Even though the fortunes of one of it’s main characters, the Astors, are directly tied to dealing with China and dealing opium, the audience would never know it.
TFP is not making any of this up – it is history – legit American history – the very premise the show is built on.
Chinese immigrants were first documented in New York City in the 1830’s. In 1847 three Chinese students arrived in New York, and one of them became the first Chinese person to graduate from a US College – in 1854. In 1848, two men and one woman arrived as silk merchants.
In the 1870’s, there was a large influx of Chinese immigrants to New York City, and NY Chinatown was established. It grew out of the Five Points neighborhood, and developed quite a reputation for crime, prostitution, and drug use. ALSO though – businesses.
Businesses that did not charge as much as others further uptown. If there was a cheaper place to get the ‘very same thing’, in a neighborhood likely to have been the origin point for the servants who immigrated from Ireland, would you believe the servants would not know how to get it? And possibly pocket the difference?
BTW, TFP is of Chinese and Irish heritage – she is not ‘half’ of anything, she is an entirety of both. She is familiar with Irish American history as well.
You mean to say, I mean, you mean to say that a woman like Agnes Van Rhijn or Bertha Russell had no idea how to save a few dollars by sending their washing downtown to the Chinese? That does not track.
No one is cheaper than rich people.
The Gilded Age is set in the 1880’s in New York City – at a time when New York City had a bustling Chinatown.
In fact the term, ‘China Town’, was first used by the New York Times in 1880 to describe the three streets – Mott, Pell, and Doyers. Many of the earlier arrivals of Chinese descent had first arrived on the West Coast and traveled East following the anti-Chinese riots of 1877 in San Francisco.

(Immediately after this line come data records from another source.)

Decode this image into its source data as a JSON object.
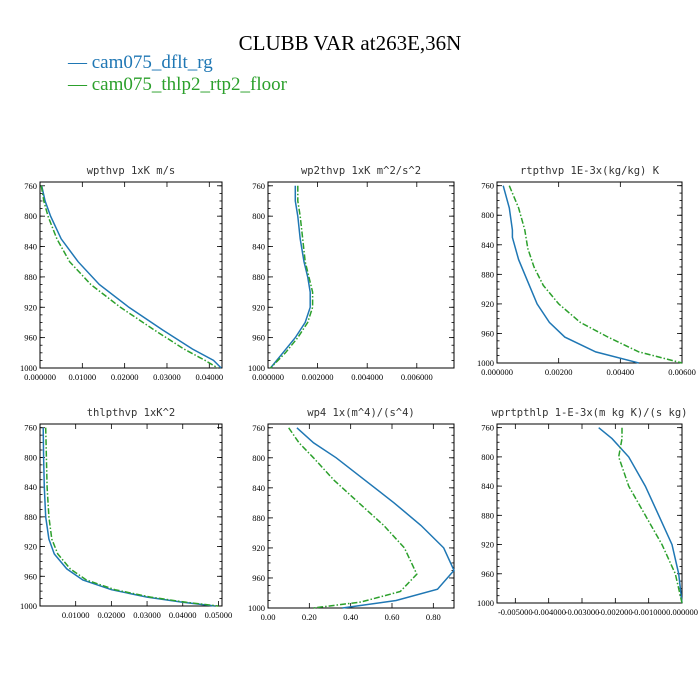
{
  "header": {
    "title": "CLUBB VAR at263E,36N"
  },
  "legend": [
    {
      "label": "— cam075_dflt_rg",
      "color": "#1f77b4"
    },
    {
      "label": "— cam075_thlp2_rtp2_floor",
      "color": "#2ca02c"
    }
  ],
  "chart_data": [
    {
      "type": "line",
      "title": "wpthvp  1xK m/s",
      "xlim": [
        0,
        0.043
      ],
      "ylim": [
        1000,
        755
      ],
      "xticks": [
        0,
        0.01,
        0.02,
        0.03,
        0.04
      ],
      "xtick_labels": [
        "0.000000",
        "0.01000",
        "0.02000",
        "0.03000",
        "0.04000"
      ],
      "yticks": [
        760,
        800,
        840,
        880,
        920,
        960,
        1000
      ],
      "series": [
        {
          "name": "cam075_dflt_rg",
          "color": "#1f77b4",
          "style": "solid",
          "x": [
            0.0004,
            0.0012,
            0.0025,
            0.005,
            0.009,
            0.014,
            0.021,
            0.029,
            0.036,
            0.041,
            0.0428
          ],
          "y": [
            760,
            780,
            800,
            830,
            860,
            890,
            920,
            950,
            975,
            990,
            1000
          ]
        },
        {
          "name": "cam075_thlp2_rtp2_floor",
          "color": "#2ca02c",
          "style": "dashdot",
          "x": [
            0.0003,
            0.0009,
            0.0019,
            0.004,
            0.007,
            0.012,
            0.019,
            0.027,
            0.034,
            0.039,
            0.042
          ],
          "y": [
            760,
            780,
            800,
            830,
            860,
            890,
            920,
            950,
            975,
            990,
            1000
          ]
        }
      ]
    },
    {
      "type": "line",
      "title": "wp2thvp  1xK m^2/s^2",
      "xlim": [
        0,
        0.0075
      ],
      "ylim": [
        1000,
        755
      ],
      "xticks": [
        0,
        0.002,
        0.004,
        0.006
      ],
      "xtick_labels": [
        "0.000000",
        "0.002000",
        "0.004000",
        "0.006000"
      ],
      "yticks": [
        760,
        800,
        840,
        880,
        920,
        960,
        1000
      ],
      "series": [
        {
          "name": "cam075_dflt_rg",
          "color": "#1f77b4",
          "style": "solid",
          "x": [
            0.0011,
            0.0011,
            0.0012,
            0.0013,
            0.00145,
            0.0016,
            0.0017,
            0.0017,
            0.0015,
            0.0011,
            0.0006,
            0.0001
          ],
          "y": [
            760,
            780,
            800,
            830,
            860,
            880,
            900,
            920,
            940,
            960,
            980,
            1000
          ]
        },
        {
          "name": "cam075_thlp2_rtp2_floor",
          "color": "#2ca02c",
          "style": "dashdot",
          "x": [
            0.0012,
            0.0012,
            0.0013,
            0.0014,
            0.0015,
            0.00165,
            0.0018,
            0.0018,
            0.0016,
            0.0012,
            0.0007,
            0.0001
          ],
          "y": [
            760,
            780,
            800,
            830,
            860,
            880,
            900,
            920,
            940,
            960,
            980,
            1000
          ]
        }
      ]
    },
    {
      "type": "line",
      "title": "rtpthvp  1E-3x(kg/kg) K",
      "xlim": [
        0,
        0.006
      ],
      "ylim": [
        1000,
        755
      ],
      "xticks": [
        0,
        0.002,
        0.004,
        0.006
      ],
      "xtick_labels": [
        "0.000000",
        "0.00200",
        "0.00400",
        "0.00600"
      ],
      "yticks": [
        760,
        800,
        840,
        880,
        920,
        960,
        1000
      ],
      "series": [
        {
          "name": "cam075_dflt_rg",
          "color": "#1f77b4",
          "style": "solid",
          "x": [
            0.0002,
            0.0004,
            0.0005,
            0.0005,
            0.0007,
            0.001,
            0.0013,
            0.0017,
            0.0022,
            0.0032,
            0.0046
          ],
          "y": [
            760,
            790,
            820,
            830,
            860,
            890,
            920,
            945,
            965,
            985,
            1000
          ]
        },
        {
          "name": "cam075_thlp2_rtp2_floor",
          "color": "#2ca02c",
          "style": "dashdot",
          "x": [
            0.0004,
            0.0007,
            0.0009,
            0.001,
            0.0012,
            0.0015,
            0.002,
            0.0027,
            0.0036,
            0.0046,
            0.006
          ],
          "y": [
            760,
            790,
            820,
            845,
            870,
            895,
            920,
            945,
            965,
            985,
            1000
          ]
        }
      ]
    },
    {
      "type": "line",
      "title": "thlpthvp  1xK^2",
      "xlim": [
        0,
        0.051
      ],
      "ylim": [
        1000,
        755
      ],
      "xticks": [
        0.01,
        0.02,
        0.03,
        0.04,
        0.05
      ],
      "xtick_labels": [
        "0.01000",
        "0.02000",
        "0.03000",
        "0.04000",
        "0.05000"
      ],
      "yticks": [
        760,
        800,
        840,
        880,
        920,
        960,
        1000
      ],
      "series": [
        {
          "name": "cam075_dflt_rg",
          "color": "#1f77b4",
          "style": "solid",
          "x": [
            0.0009,
            0.001,
            0.0012,
            0.0016,
            0.0025,
            0.004,
            0.0075,
            0.012,
            0.02,
            0.03,
            0.04,
            0.049
          ],
          "y": [
            760,
            800,
            840,
            880,
            910,
            930,
            950,
            965,
            978,
            988,
            995,
            1000
          ]
        },
        {
          "name": "cam075_thlp2_rtp2_floor",
          "color": "#2ca02c",
          "style": "dashdot",
          "x": [
            0.0016,
            0.0018,
            0.002,
            0.0025,
            0.0033,
            0.005,
            0.0085,
            0.013,
            0.021,
            0.031,
            0.041,
            0.05
          ],
          "y": [
            760,
            800,
            840,
            880,
            910,
            930,
            950,
            965,
            978,
            988,
            995,
            1000
          ]
        }
      ]
    },
    {
      "type": "line",
      "title": "wp4  1x(m^4)/(s^4)",
      "xlim": [
        0,
        0.9
      ],
      "ylim": [
        1000,
        755
      ],
      "xticks": [
        0,
        0.2,
        0.4,
        0.6,
        0.8
      ],
      "xtick_labels": [
        "0.00",
        "0.20",
        "0.40",
        "0.60",
        "0.80"
      ],
      "yticks": [
        760,
        800,
        840,
        880,
        920,
        960,
        1000
      ],
      "series": [
        {
          "name": "cam075_dflt_rg",
          "color": "#1f77b4",
          "style": "solid",
          "x": [
            0.14,
            0.22,
            0.33,
            0.47,
            0.61,
            0.74,
            0.85,
            0.9,
            0.82,
            0.62,
            0.36
          ],
          "y": [
            760,
            780,
            800,
            830,
            860,
            890,
            920,
            950,
            975,
            990,
            1000
          ]
        },
        {
          "name": "cam075_thlp2_rtp2_floor",
          "color": "#2ca02c",
          "style": "dashdot",
          "x": [
            0.1,
            0.15,
            0.22,
            0.32,
            0.44,
            0.56,
            0.66,
            0.72,
            0.64,
            0.45,
            0.22
          ],
          "y": [
            760,
            780,
            800,
            830,
            860,
            890,
            920,
            955,
            978,
            992,
            1000
          ]
        }
      ]
    },
    {
      "type": "line",
      "title": "wprtpthlp  1-E-3x(m kg K)/(s kg)",
      "xlim": [
        -0.00555,
        0
      ],
      "ylim": [
        1000,
        755
      ],
      "xticks": [
        -0.005,
        -0.004,
        -0.003,
        -0.002,
        -0.001,
        0
      ],
      "xtick_labels": [
        "-0.005000",
        "-0.004000",
        "-0.003000",
        "-0.002000",
        "-0.001000",
        "0.000000"
      ],
      "yticks": [
        760,
        800,
        840,
        880,
        920,
        960,
        1000
      ],
      "series": [
        {
          "name": "cam075_dflt_rg",
          "color": "#1f77b4",
          "style": "solid",
          "x": [
            -0.0025,
            -0.0021,
            -0.0016,
            -0.0011,
            -0.0007,
            -0.0003,
            -0.0001,
            0
          ],
          "y": [
            760,
            775,
            800,
            840,
            880,
            920,
            960,
            1000
          ]
        },
        {
          "name": "cam075_thlp2_rtp2_floor",
          "color": "#2ca02c",
          "style": "dashdot",
          "x": [
            -0.0018,
            -0.0018,
            -0.0019,
            -0.0016,
            -0.0011,
            -0.0006,
            -0.0002,
            0
          ],
          "y": [
            760,
            775,
            800,
            840,
            880,
            920,
            960,
            1000
          ]
        }
      ]
    }
  ]
}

(Y’all really need to watch WARRIOR on HBO – nominated btw for an EMMY this year), the gold rush, and the building of transcontinental rail road.

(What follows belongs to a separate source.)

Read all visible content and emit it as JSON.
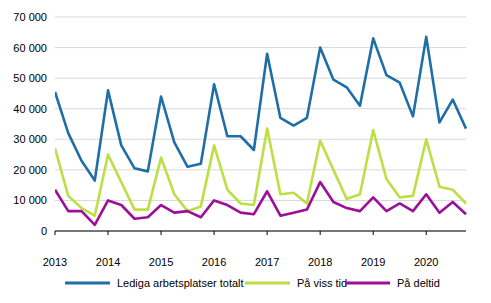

Here is a photo of New York’s Chinatown in the 1800’s. Founded in part by Chinese who had fled the West Coast – rail road workers who had survived, that were now on the East Coast.
Chinese rail road workers in New York City? Yes, they were some of the first founders of New York Chinatown, fact.

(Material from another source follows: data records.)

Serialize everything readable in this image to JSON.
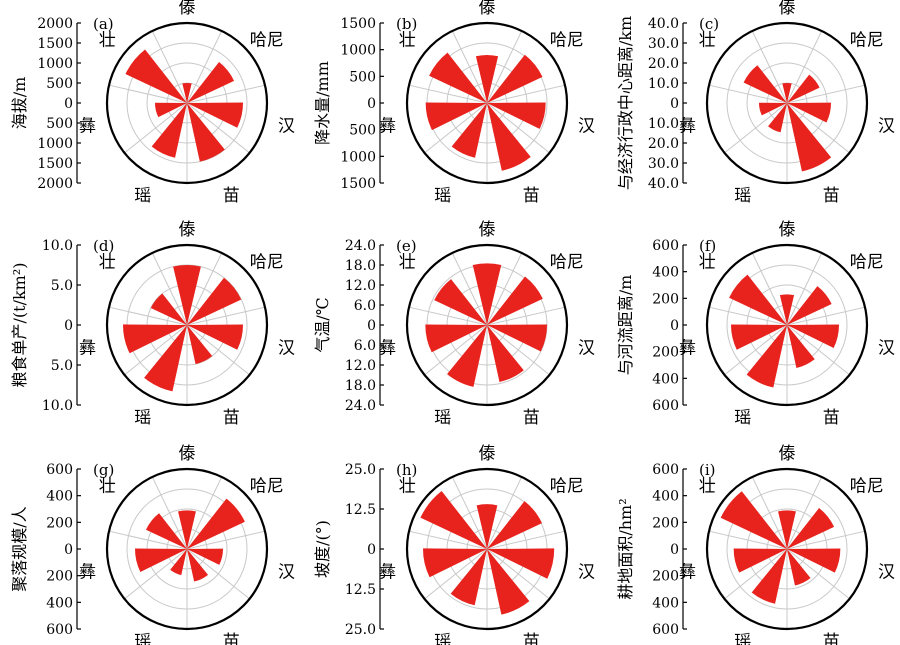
{
  "figure": {
    "ethnic_labels": [
      "傣",
      "哈尼",
      "汉",
      "苗",
      "瑶",
      "彝",
      "壮"
    ],
    "colors": {
      "petal": "#e8231e",
      "ring": "#c8c8c8",
      "spoke": "#c8c8c8",
      "outline": "#000000"
    }
  },
  "chart_data": [
    {
      "panel": "(a)",
      "type": "rose",
      "ylabel": "海拔/m",
      "ticks": [
        "2000",
        "1500",
        "1000",
        "500",
        "0",
        "500",
        "1000",
        "1500",
        "2000"
      ],
      "categories": [
        "傣",
        "哈尼",
        "汉",
        "苗",
        "瑶",
        "彝",
        "壮"
      ],
      "values": [
        500,
        1300,
        1400,
        1500,
        1400,
        800,
        1700
      ],
      "ylim": [
        0,
        2000
      ]
    },
    {
      "panel": "(b)",
      "type": "rose",
      "ylabel": "降水量/mm",
      "ticks": [
        "1500",
        "1000",
        "500",
        "0",
        "500",
        "1000",
        "1500"
      ],
      "categories": [
        "傣",
        "哈尼",
        "汉",
        "苗",
        "瑶",
        "彝",
        "壮"
      ],
      "values": [
        900,
        1150,
        1100,
        1300,
        1050,
        1150,
        1200
      ],
      "ylim": [
        0,
        1500
      ]
    },
    {
      "panel": "(c)",
      "type": "rose",
      "ylabel": "与经济行政中心距离/km",
      "ticks": [
        "40.0",
        "30.0",
        "20.0",
        "10.0",
        "0",
        "10.0",
        "20.0",
        "30.0",
        "40.0"
      ],
      "categories": [
        "傣",
        "哈尼",
        "汉",
        "苗",
        "瑶",
        "彝",
        "壮"
      ],
      "values": [
        10,
        18,
        22,
        35,
        15,
        14,
        24
      ],
      "ylim": [
        0,
        40
      ]
    },
    {
      "panel": "(d)",
      "type": "rose",
      "ylabel": "粮食单产/(t/km²)",
      "ticks": [
        "10.0",
        "5.0",
        "0",
        "5.0",
        "10.0"
      ],
      "categories": [
        "傣",
        "哈尼",
        "汉",
        "苗",
        "瑶",
        "彝",
        "壮"
      ],
      "values": [
        7.5,
        7.5,
        7.0,
        5.0,
        8.5,
        8.0,
        5.0
      ],
      "ylim": [
        0,
        10
      ]
    },
    {
      "panel": "(e)",
      "type": "rose",
      "ylabel": "气温/℃",
      "ticks": [
        "24.0",
        "18.0",
        "12.0",
        "6.0",
        "0",
        "6.0",
        "12.0",
        "18.0",
        "24.0"
      ],
      "categories": [
        "傣",
        "哈尼",
        "汉",
        "苗",
        "瑶",
        "彝",
        "壮"
      ],
      "values": [
        18.5,
        18.5,
        18.0,
        17.5,
        19.0,
        18.5,
        17.5
      ],
      "ylim": [
        0,
        24
      ]
    },
    {
      "panel": "(f)",
      "type": "rose",
      "ylabel": "与河流距离/m",
      "ticks": [
        "600",
        "400",
        "200",
        "0",
        "200",
        "400",
        "600"
      ],
      "categories": [
        "傣",
        "哈尼",
        "汉",
        "苗",
        "瑶",
        "彝",
        "壮"
      ],
      "values": [
        230,
        370,
        390,
        330,
        480,
        420,
        480
      ],
      "ylim": [
        0,
        600
      ]
    },
    {
      "panel": "(g)",
      "type": "rose",
      "ylabel": "聚落规模/人",
      "ticks": [
        "600",
        "400",
        "200",
        "0",
        "200",
        "400",
        "600"
      ],
      "categories": [
        "傣",
        "哈尼",
        "汉",
        "苗",
        "瑶",
        "彝",
        "壮"
      ],
      "values": [
        290,
        480,
        270,
        250,
        200,
        390,
        340
      ],
      "ylim": [
        0,
        600
      ]
    },
    {
      "panel": "(h)",
      "type": "rose",
      "ylabel": "坡度/(°)",
      "ticks": [
        "25.0",
        "12.5",
        "0",
        "12.5",
        "25.0"
      ],
      "categories": [
        "傣",
        "哈尼",
        "汉",
        "苗",
        "瑶",
        "彝",
        "壮"
      ],
      "values": [
        14,
        19,
        21,
        21,
        18,
        20,
        23
      ],
      "ylim": [
        0,
        25
      ]
    },
    {
      "panel": "(i)",
      "type": "rose",
      "ylabel": "耕地面积/hm²",
      "ticks": [
        "600",
        "400",
        "200",
        "0",
        "200",
        "400",
        "600"
      ],
      "categories": [
        "傣",
        "哈尼",
        "汉",
        "苗",
        "瑶",
        "彝",
        "壮"
      ],
      "values": [
        290,
        390,
        400,
        280,
        420,
        400,
        550
      ],
      "ylim": [
        0,
        600
      ]
    }
  ]
}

How this is not part of a plot used by George Russell or his rivals to undercut the East Coast workers of Pennsylvania TFP does not know. As undercutting white workers with Chinese labor is what George Russell, Robber Baron, would have done, in addition to sending the Pinkertons.
However we never see the Chinese. Not even with Oscar, and given what that character has to go through, he would be likely to spend some time in Chinatown, because he would have been allowed to indulge without judgement there.
TFP is fully aware that there were no Chinese people in “The 400” and this is not a swipe at any actor on the show, she adores the show. Particularly as it is filled with theater people, and TFP loves theater actors getting television money!
However New York is a character in this show, just as much as Mrs. Astor – and to fail to mention or even reference a vital community that has been and continues to be part of New York?
That’s just not kosher.
Ah well, TFP is not going to over think it – she is going to concentrate on the Election.
TFP hopes Mr. Fellows continues to show us New York City in the 1800’s – all parts of it. He likely will not, but for the vibrantly rich talent pool of AANHPI Theater Actors – TFP really wishes he would.
She wishes the show a long and rich run – she would just like to see slices of New York that she would recognize.
Now, go make sure you are registered to VOTE – and Vote like your reproductive health, social security, pensions, and ability to have health care depend on it – because they do.